- From: Paul Deuter <Paul.Deuter@plumtree.com>
- Date: Mon, 1 Oct 2001 13:48:30 -0700
- To: "Timothy Greenwood" <tgreenwood@openmarket.com>, "souravm" <souravm@infy.com>, <www-international@w3.org>
In this case what goes over the wire is ASCII but the ASCII represents the "HTML encoded" character in UCS-2. The wonderful thing about HTML-encoded characters is that the encoding is unique and therefore web servers always know how to unencode each character. -Paul Paul Deuter Internationalization Manager Plumtree Software paul.deuter@plumtree.com -----Original Message----- From: Timothy Greenwood [mailto:tgreenwood@openmarket.com] Sent: Monday, October 01, 2001 1:41 PM To: Paul Deuter; Timothy Greenwood; souravm; www-international@w3.org Subject: RE: ISO-8859-1 > Numeric character references?
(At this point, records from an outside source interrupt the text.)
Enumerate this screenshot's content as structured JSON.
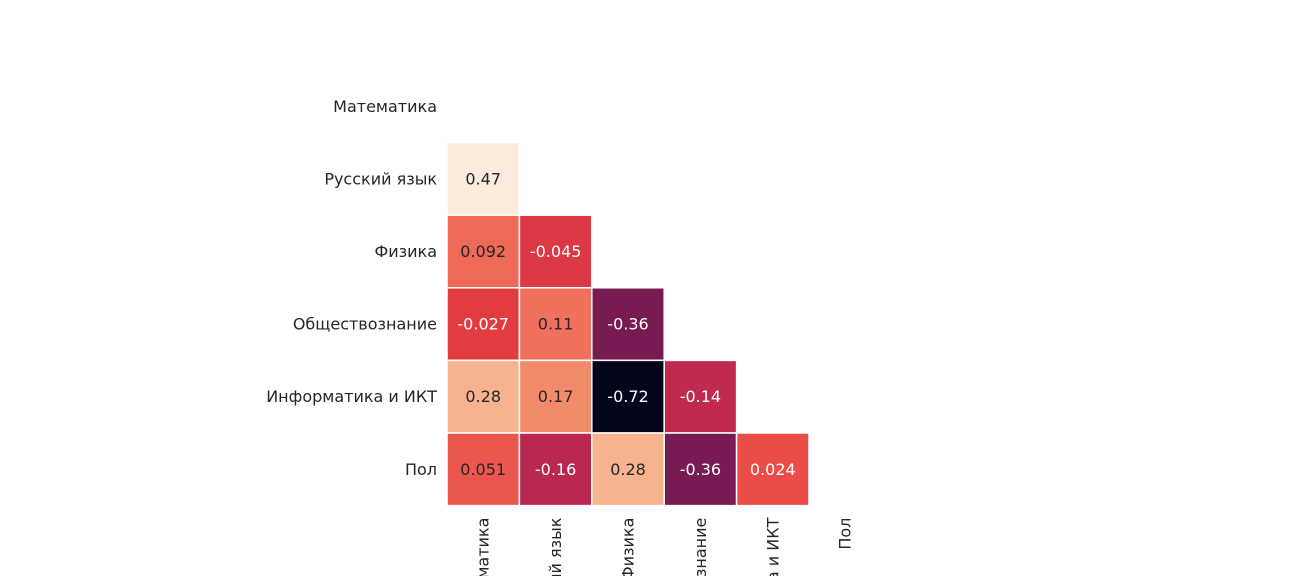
{
  "chart_data": {
    "type": "heatmap",
    "variant": "lower-triangle correlation matrix",
    "title": "",
    "row_labels": [
      "Математика",
      "Русский язык",
      "Физика",
      "Обществознание",
      "Информатика и ИКТ",
      "Пол"
    ],
    "col_labels": [
      "Математика",
      "Русский язык",
      "Физика",
      "Обществознание",
      "Информатика и ИКТ",
      "Пол"
    ],
    "col_labels_visible": [
      "матика",
      "ий язык",
      "Физика",
      "знание",
      "а и ИКТ",
      "Пол"
    ],
    "cells": [
      {
        "row": 1,
        "col": 0,
        "value": 0.47,
        "label": "0.47"
      },
      {
        "row": 2,
        "col": 0,
        "value": 0.092,
        "label": "0.092"
      },
      {
        "row": 2,
        "col": 1,
        "value": -0.045,
        "label": "-0.045"
      },
      {
        "row": 3,
        "col": 0,
        "value": -0.027,
        "label": "-0.027"
      },
      {
        "row": 3,
        "col": 1,
        "value": 0.11,
        "label": "0.11"
      },
      {
        "row": 3,
        "col": 2,
        "value": -0.36,
        "label": "-0.36"
      },
      {
        "row": 4,
        "col": 0,
        "value": 0.28,
        "label": "0.28"
      },
      {
        "row": 4,
        "col": 1,
        "value": 0.17,
        "label": "0.17"
      },
      {
        "row": 4,
        "col": 2,
        "value": -0.72,
        "label": "-0.72"
      },
      {
        "row": 4,
        "col": 3,
        "value": -0.14,
        "label": "-0.14"
      },
      {
        "row": 5,
        "col": 0,
        "value": 0.051,
        "label": "0.051"
      },
      {
        "row": 5,
        "col": 1,
        "value": -0.16,
        "label": "-0.16"
      },
      {
        "row": 5,
        "col": 2,
        "value": 0.28,
        "label": "0.28"
      },
      {
        "row": 5,
        "col": 3,
        "value": -0.36,
        "label": "-0.36"
      },
      {
        "row": 5,
        "col": 4,
        "value": 0.024,
        "label": "0.024"
      }
    ],
    "value_range": [
      -0.72,
      0.47
    ],
    "colormap": "rocket",
    "colormap_stops": [
      "#03051a",
      "#4c1d4b",
      "#a11a5b",
      "#e83f3f",
      "#f6a47c",
      "#faebdd"
    ],
    "light_text_color": "#ffffff",
    "dark_text_color": "#262626",
    "colorbar": false,
    "grid_line_color": "#ffffff"
  }
}
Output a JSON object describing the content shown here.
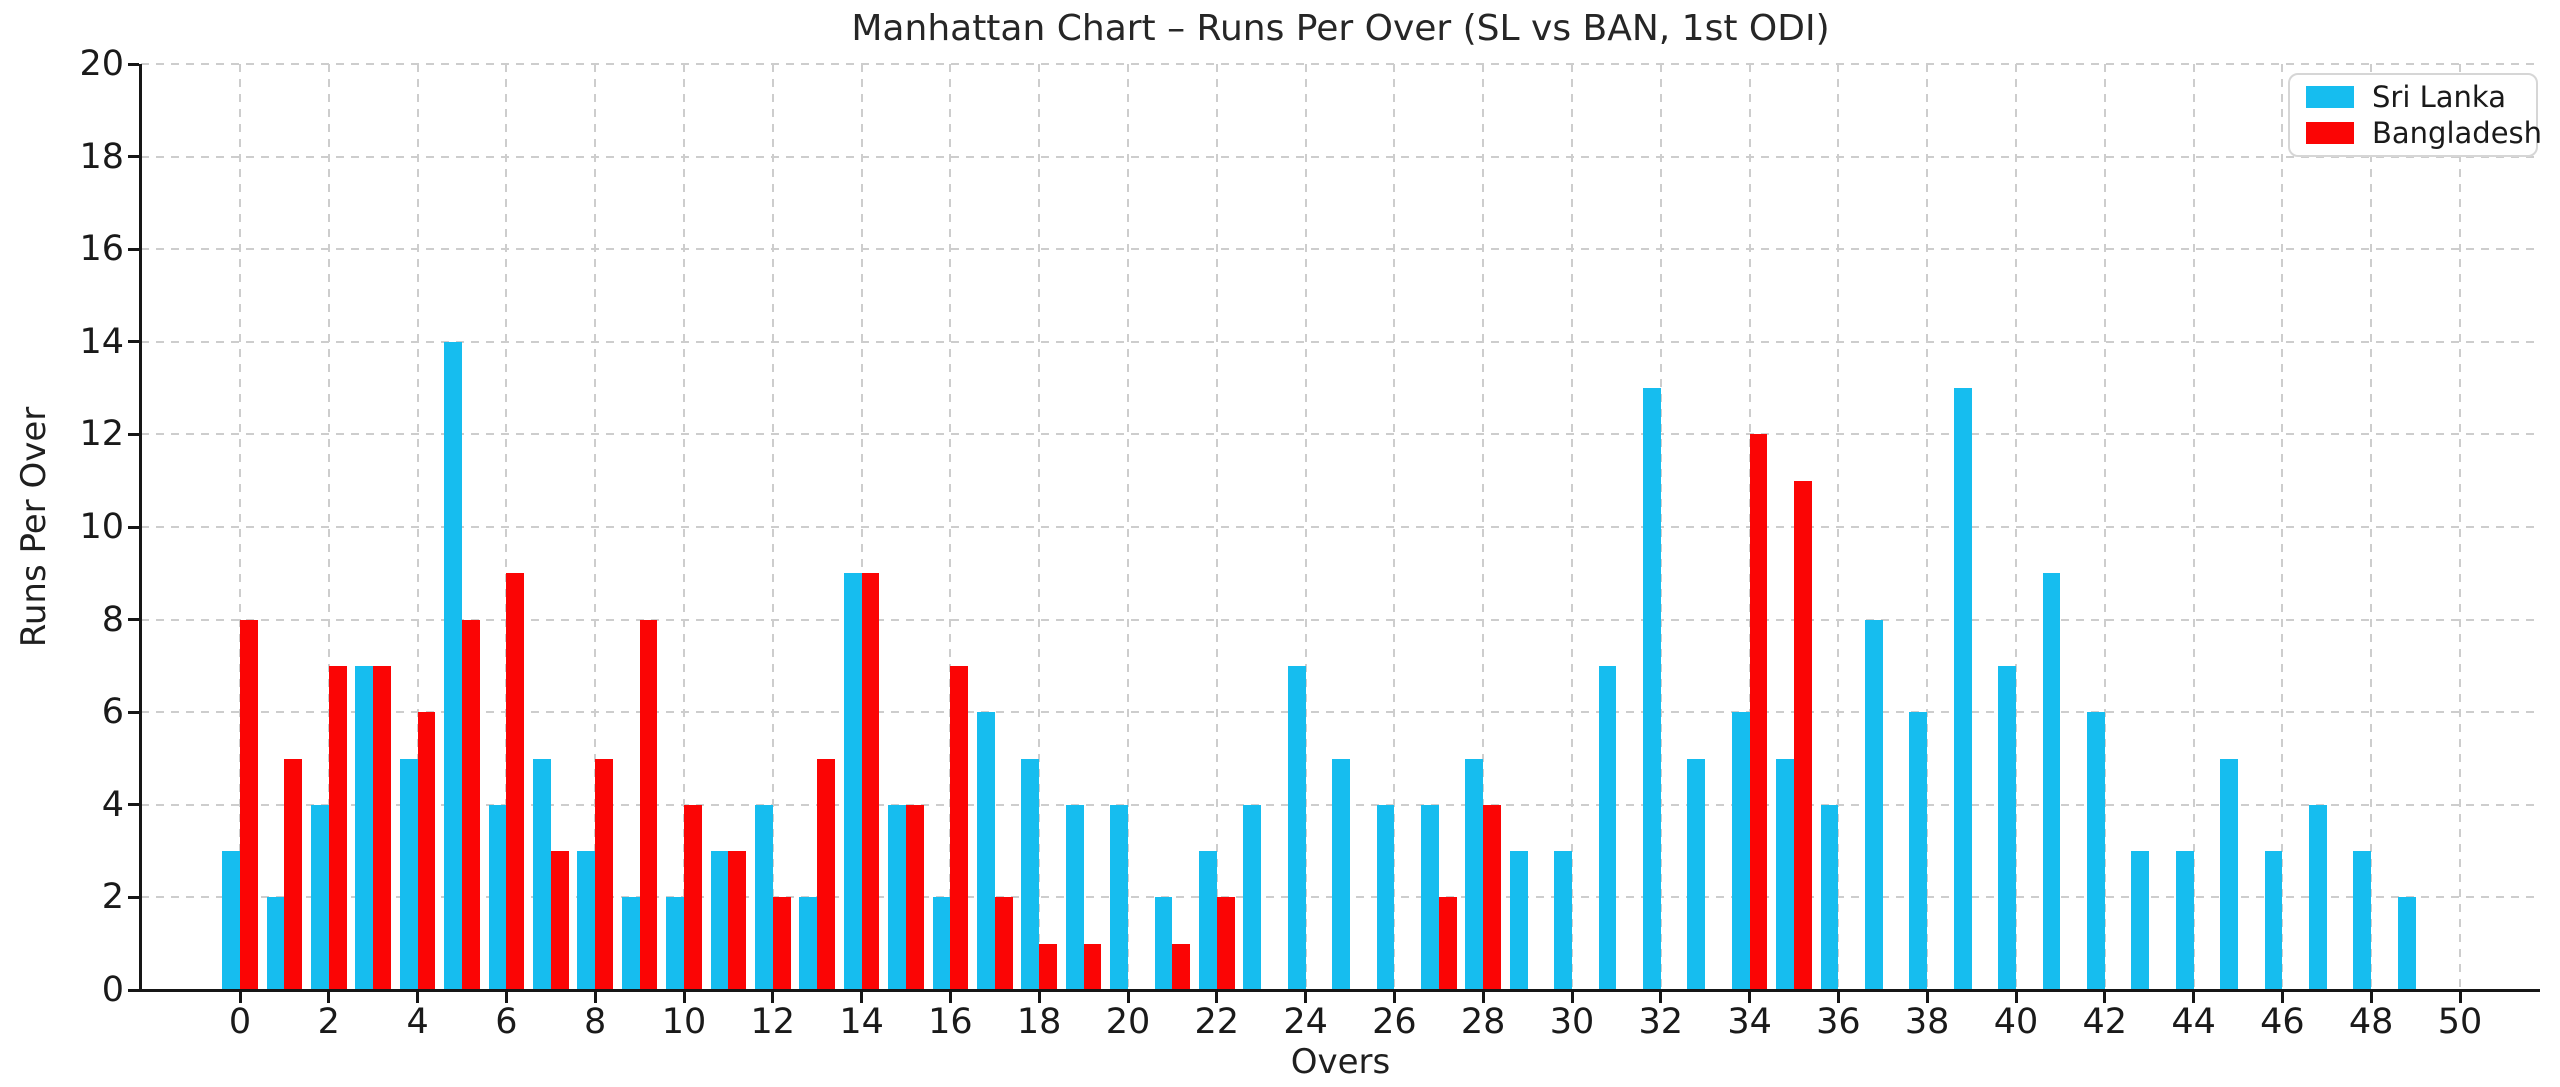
{
  "title": "Manhattan Chart – Runs Per Over (SL vs BAN, 1st ODI)",
  "chart_data": {
    "type": "bar",
    "title": "Manhattan Chart – Runs Per Over (SL vs BAN, 1st ODI)",
    "xlabel": "Overs",
    "ylabel": "Runs Per Over",
    "categories": [
      0,
      1,
      2,
      3,
      4,
      5,
      6,
      7,
      8,
      9,
      10,
      11,
      12,
      13,
      14,
      15,
      16,
      17,
      18,
      19,
      20,
      21,
      22,
      23,
      24,
      25,
      26,
      27,
      28,
      29,
      30,
      31,
      32,
      33,
      34,
      35,
      36,
      37,
      38,
      39,
      40,
      41,
      42,
      43,
      44,
      45,
      46,
      47,
      48,
      49
    ],
    "series": [
      {
        "name": "Sri Lanka",
        "color": "#16BDEF",
        "values": [
          3,
          2,
          4,
          7,
          5,
          14,
          4,
          5,
          3,
          2,
          2,
          3,
          4,
          2,
          9,
          4,
          2,
          6,
          5,
          4,
          4,
          2,
          3,
          4,
          7,
          5,
          4,
          4,
          5,
          3,
          3,
          7,
          13,
          5,
          6,
          5,
          4,
          8,
          6,
          13,
          7,
          9,
          6,
          3,
          3,
          5,
          3,
          4,
          3,
          2
        ]
      },
      {
        "name": "Bangladesh",
        "color": "#FB0505",
        "values": [
          8,
          5,
          7,
          7,
          6,
          8,
          9,
          3,
          5,
          8,
          4,
          3,
          2,
          5,
          9,
          4,
          7,
          2,
          1,
          1,
          0,
          1,
          2,
          0,
          0,
          0,
          0,
          2,
          4,
          0,
          0,
          0,
          0,
          0,
          12,
          11,
          0,
          0,
          0,
          0,
          0,
          0,
          0,
          0,
          0,
          0,
          0,
          0,
          0,
          0
        ]
      }
    ],
    "ylim": [
      0,
      20
    ],
    "yticks": [
      0,
      2,
      4,
      6,
      8,
      10,
      12,
      14,
      16,
      18,
      20
    ],
    "xticks": [
      0,
      2,
      4,
      6,
      8,
      10,
      12,
      14,
      16,
      18,
      20,
      22,
      24,
      26,
      28,
      30,
      32,
      34,
      36,
      38,
      40,
      42,
      44,
      46,
      48,
      50
    ],
    "grid": true,
    "grid_style": "dashed",
    "legend_position": "upper right",
    "bar_layout": "side-by-side, width 0.4 overs per bar"
  },
  "colors": {
    "sri_lanka": "#16BDEF",
    "bangladesh": "#FB0505",
    "gridline": "#cdcdcd",
    "axis": "#161616",
    "background": "#ffffff",
    "text": "#1a1a1a"
  }
}
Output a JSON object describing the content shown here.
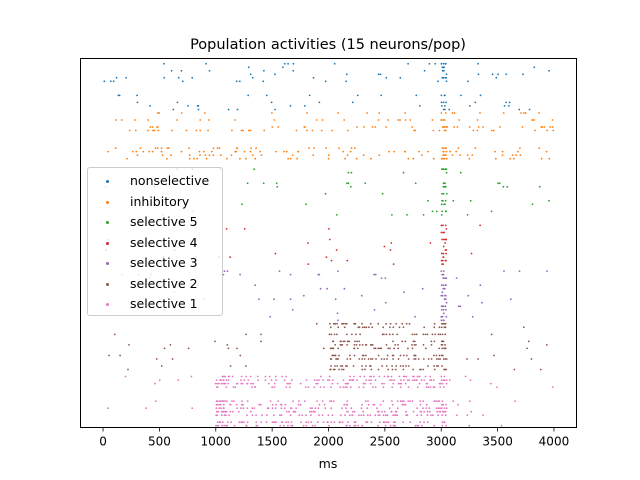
{
  "chart_data": {
    "type": "scatter",
    "title": "Population activities (15 neurons/pop)",
    "xlabel": "ms",
    "ylabel": "",
    "xlim": [
      -200,
      4200
    ],
    "ylim": [
      0,
      105
    ],
    "xticks": [
      0,
      500,
      1000,
      1500,
      2000,
      2500,
      3000,
      3500,
      4000
    ],
    "xtick_labels": [
      "0",
      "500",
      "1000",
      "1500",
      "2000",
      "2500",
      "3000",
      "3500",
      "4000"
    ],
    "yticks_shown": false,
    "legend_position": "center-left",
    "marker": "dot",
    "series": [
      {
        "name": "nonselective",
        "color": "#1f77b4",
        "row_range": [
          90,
          105
        ],
        "base_rate": 0.02,
        "bursts": [
          [
            3000,
            3050,
            0.5
          ]
        ]
      },
      {
        "name": "inhibitory",
        "color": "#ff7f0e",
        "row_range": [
          75,
          90
        ],
        "base_rate": 0.058,
        "bursts": [
          [
            3000,
            3060,
            0.55
          ],
          [
            3300,
            3400,
            0.12
          ],
          [
            3800,
            4000,
            0.1
          ]
        ]
      },
      {
        "name": "selective 5",
        "color": "#2ca02c",
        "row_range": [
          60,
          75
        ],
        "base_rate": 0.01,
        "bursts": [
          [
            3000,
            3050,
            0.55
          ]
        ]
      },
      {
        "name": "selective 4",
        "color": "#d62728",
        "row_range": [
          45,
          60
        ],
        "base_rate": 0.007,
        "bursts": [
          [
            3000,
            3050,
            0.45
          ]
        ]
      },
      {
        "name": "selective 3",
        "color": "#9467bd",
        "row_range": [
          30,
          45
        ],
        "base_rate": 0.009,
        "bursts": [
          [
            3000,
            3050,
            0.5
          ]
        ]
      },
      {
        "name": "selective 2",
        "color": "#8c564b",
        "row_range": [
          15,
          30
        ],
        "base_rate": 0.014,
        "bursts": [
          [
            2000,
            3000,
            0.18
          ],
          [
            2000,
            2100,
            0.35
          ],
          [
            3000,
            3050,
            0.5
          ]
        ]
      },
      {
        "name": "selective 1",
        "color": "#e377c2",
        "row_range": [
          0,
          15
        ],
        "base_rate": 0.016,
        "bursts": [
          [
            1000,
            3000,
            0.2
          ],
          [
            1000,
            1100,
            0.4
          ],
          [
            3000,
            3050,
            0.5
          ]
        ]
      }
    ]
  }
}
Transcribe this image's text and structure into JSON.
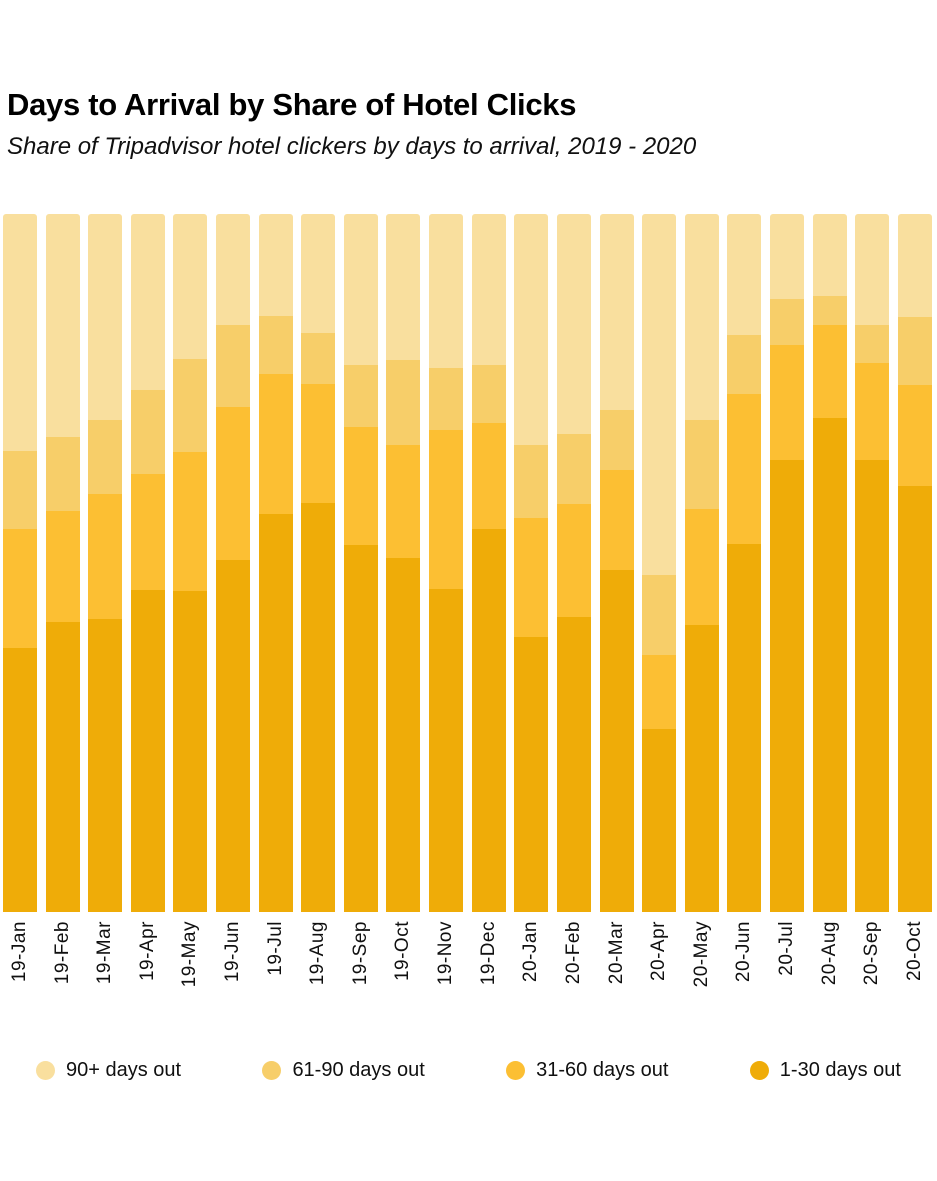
{
  "header": {
    "title": "Days to Arrival by Share of Hotel Clicks",
    "subtitle": "Share of Tripadvisor hotel clickers by days to arrival, 2019 - 2020"
  },
  "colors": {
    "days_90_plus": "#F9DF9E",
    "days_61_90": "#F7CE69",
    "days_31_60": "#FCBF33",
    "days_1_30": "#EFAC08",
    "text": "#101010",
    "background": "#FFFFFF"
  },
  "chart_data": {
    "type": "bar",
    "stacked": true,
    "percent": true,
    "grid": false,
    "legend_position": "bottom",
    "ylim": [
      0,
      100
    ],
    "title": "Days to Arrival by Share of Hotel Clicks",
    "subtitle": "Share of Tripadvisor hotel clickers by days to arrival, 2019 - 2020",
    "xlabel": "",
    "ylabel": "",
    "categories": [
      "19-Jan",
      "19-Feb",
      "19-Mar",
      "19-Apr",
      "19-May",
      "19-Jun",
      "19-Jul",
      "19-Aug",
      "19-Sep",
      "19-Oct",
      "19-Nov",
      "19-Dec",
      "20-Jan",
      "20-Feb",
      "20-Mar",
      "20-Apr",
      "20-May",
      "20-Jun",
      "20-Jul",
      "20-Aug",
      "20-Sep",
      "20-Oct"
    ],
    "series": [
      {
        "name": "90+ days out",
        "color": "#F9DF9E",
        "values": [
          34.0,
          31.9,
          29.5,
          25.2,
          20.8,
          15.9,
          14.6,
          17.0,
          21.6,
          20.9,
          22.1,
          21.6,
          33.1,
          31.5,
          28.1,
          51.7,
          29.5,
          17.3,
          12.2,
          11.7,
          15.9,
          14.8
        ]
      },
      {
        "name": "61-90 days out",
        "color": "#F7CE69",
        "values": [
          11.2,
          10.7,
          10.6,
          12.0,
          13.3,
          11.7,
          8.3,
          7.4,
          8.9,
          12.2,
          8.9,
          8.3,
          10.5,
          10.0,
          8.6,
          11.5,
          12.8,
          8.5,
          6.6,
          4.2,
          5.4,
          9.7
        ]
      },
      {
        "name": "31-60 days out",
        "color": "#FCBF33",
        "values": [
          17.0,
          15.8,
          17.9,
          16.6,
          19.9,
          21.9,
          20.1,
          17.0,
          16.9,
          16.2,
          22.8,
          15.2,
          17.0,
          16.2,
          14.3,
          10.6,
          16.6,
          21.5,
          16.5,
          13.3,
          13.9,
          14.5
        ]
      },
      {
        "name": "1-30 days out",
        "color": "#EFAC08",
        "values": [
          37.8,
          41.6,
          42.0,
          46.2,
          46.0,
          50.5,
          57.0,
          58.5,
          52.6,
          50.7,
          46.3,
          54.9,
          39.4,
          42.3,
          49.0,
          26.2,
          41.1,
          52.7,
          64.8,
          70.8,
          64.8,
          61.0
        ]
      }
    ]
  }
}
What are those? From the HTML specification 5.3.1 Numeric character references Numeric character references specify the code position of a character in the document character set. Numeric character references may take two forms: * The syntax "&#D;", where D is a decimal number, refers to the ISO 10646 decimal character number D. * The syntax "&#xH;" or "&#XH;", where H is a hexadecimal number, refers to the ISO 10646 hexadecimal character number H. Hexadecimal numbers in numeric character references are case-insensitive.